Pyramid Consulting now consists of Murphy, who handles business development, and eight consultants. Marketing services are bought in as needed and Mespil Business Services provides the few remaining ‘bricks and mortar’ aspects of the business such as a postal address, a telephone answering and forwarding service as well as meeting facilities as needed. But Pyramid’s move from a fixed-office environment to a more flexible virtual office is underpinned by a triad of technologies.

“Firstly broadband,” says Murphy. “This was the big enabler for us.” Consultants need access to high-speed connections to download software or to run applications. Each consultant has a broadband connection at home. “That works very well. Everyone is happy with the performance. They are online and it’s a fixed cost.”

The second enabling technology is GPRS. A number of the consultants use an Xda – a combination mobile phone and personal organiser. “They can be onsite with a client and still get their email as and when they need to,” says Murphy. “Email is key to us for interacting internally, with customers and with suppliers so the GPRS and handheld devices really make a difference.”

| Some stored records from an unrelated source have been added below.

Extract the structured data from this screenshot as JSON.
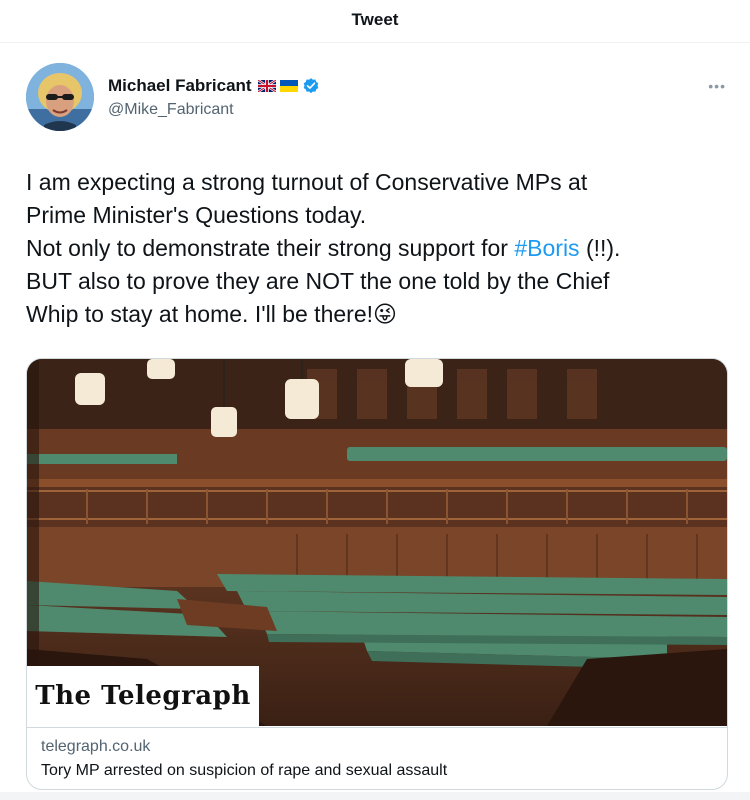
{
  "header": {
    "title": "Tweet"
  },
  "author": {
    "name": "Michael Fabricant",
    "handle": "@Mike_Fabricant",
    "badges": [
      "uk-flag-icon",
      "ukraine-flag-icon",
      "verified-badge-icon"
    ]
  },
  "tweet": {
    "line1": "I am expecting a strong turnout of Conservative MPs at",
    "line2": "Prime Minister's Questions today.",
    "line3_pre": "Not only to demonstrate their strong support for ",
    "hashtag": "#Boris",
    "line3_post": " (!!).",
    "line4": "BUT also to prove they are NOT the one told by the Chief",
    "line5": "Whip to stay at home.  I'll be there!",
    "emoji": "😜"
  },
  "card": {
    "brand": "The Telegraph",
    "domain": "telegraph.co.uk",
    "title": "Tory MP arrested on suspicion of rape and sexual assault"
  },
  "colors": {
    "link": "#1d9bf0",
    "verified": "#1d9bf0",
    "bench_green": "#4f8a6e",
    "wood": "#6b3a22"
  }
}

And thirdly each employee has his or her own laptop. At the moment, these laptops use dial-up access for checking email on the move but Murphy confirms that the company is looking at other connectivity technologies such as wireless local area networks. “We’re only three months into this so we are still fine tuning it,” he explains.

Without any of those three technologies, he says, running a virtual office just would not be possible. “Things such as broadband have only become available in the past year and if that wasn’t part of the setup I don’t think we’d be doing it. A lot of our guys develop software at home and they need to get that software onto a customer’s site or whatever,” he adds.

These are not the only technologies that Pyramid uses. Banking, for instances, is done via AIB’s Internet Business Banking while billing information is harvested from the consultants via an ASP application called Tempus Pro, which tracks time spent and project status. Murphy is now looking at implementing Salesforce.com as a means of tracking sales performance.

People have described Pyramid’s move as a sort of home-working initiative but Murphy dismisses that. “This is, in my mind, a move from what was very much our own firmly established building with all the infrastructure we had built inside it to a much more flexible virtual operation. And that’s the emphasis I really want to make here: it’s a virtual operation. We are using the elements that are all around us in a much more cost-efficient way.”